New COVID-19 cases and hospitalizations drop in North Carolina, DHHS reports
New lab-confirmed COVID-19 cases dropped by nearly 1,000 Wednesday, to 1,129 from Tuesday’s 2,111.
North Carolina has had 170,553 confirmed coronavirus infections since the pandemic began in March.
COVID-19 hospitalizations also dropped, to 858 patients on Tuesday, the state Department of Health and Human Services reported. That represents 88 fewer patients were than reported hospitalized Monday, and reaches a low not seen since June 21, when 845 people were reported hospitalized.
Hospitalization data depends on how many of the state’s 112 submit it, and that number is not consistent. Though DHHS reported total hospitalized patients on its data dashboard, it had not updated information early Wednesday afternoon to include the percent of hospitals reporting.
The most recent information on the percent of positive tests is for Monday, when 7.6% of tests were positive.
DHHS says all its COVID-19 data, including hospitalizations, is preliminary and subject to revisions.
The state reported 38 additional COVID-19 deaths, bringing the total to 2,779.
On Friday, the state will enter Phase 2.5 of the gradual resumption of business and leisure activity in the pandemic. Gov. Roy Cooper announced Wednesday that gyms and other fitness centers, museums, playgrounds and aquariums can open with occupancy limits.
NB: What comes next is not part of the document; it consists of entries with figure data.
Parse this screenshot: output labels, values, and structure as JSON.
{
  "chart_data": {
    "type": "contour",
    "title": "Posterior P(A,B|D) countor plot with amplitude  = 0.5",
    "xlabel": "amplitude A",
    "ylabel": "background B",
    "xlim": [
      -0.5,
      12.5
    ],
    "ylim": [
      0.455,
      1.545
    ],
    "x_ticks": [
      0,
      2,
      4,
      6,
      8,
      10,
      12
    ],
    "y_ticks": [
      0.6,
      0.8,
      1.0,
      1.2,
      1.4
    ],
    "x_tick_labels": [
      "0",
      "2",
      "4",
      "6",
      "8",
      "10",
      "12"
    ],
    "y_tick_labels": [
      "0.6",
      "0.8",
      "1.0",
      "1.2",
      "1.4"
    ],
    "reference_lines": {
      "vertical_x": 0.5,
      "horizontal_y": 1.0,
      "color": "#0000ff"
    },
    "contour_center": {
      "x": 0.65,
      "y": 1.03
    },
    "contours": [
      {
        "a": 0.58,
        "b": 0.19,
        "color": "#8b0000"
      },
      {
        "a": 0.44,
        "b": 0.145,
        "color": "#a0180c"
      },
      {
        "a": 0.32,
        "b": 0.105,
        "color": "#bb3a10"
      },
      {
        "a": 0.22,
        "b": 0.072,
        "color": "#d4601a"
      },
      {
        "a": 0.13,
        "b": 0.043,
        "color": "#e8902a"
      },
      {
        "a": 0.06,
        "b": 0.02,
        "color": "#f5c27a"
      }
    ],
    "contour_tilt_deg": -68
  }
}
Cooper raised the limit on indoor and outdoor gatherings. Twenty-five people will be able to meet indoors and 50 people will be able to gather outdoors.
Dr. Mandy Cohen, DHHS secretary, said at the news conference Tuesday that COVID-19 metrics have largely stabilized. Fewer people have been showing up at hospital emergency departments with COVID-19 symptoms, declining steadily from a peak in mid-July. However, the numbers remain far above the baseline, Cohen said.
Hospitalizations are trending down. The numbers are elevated, Cohen said, but hospitals have room for patients.
Daily new cases peaked in mid-July and increased again in mid-August, when universities opened for the fall semester, she said. New case numbers have trended down over the past two weeks, but are still too high, Cohen said. The test positive percentage is stable, Cohen said, but higher than the 5% or below that health officials want.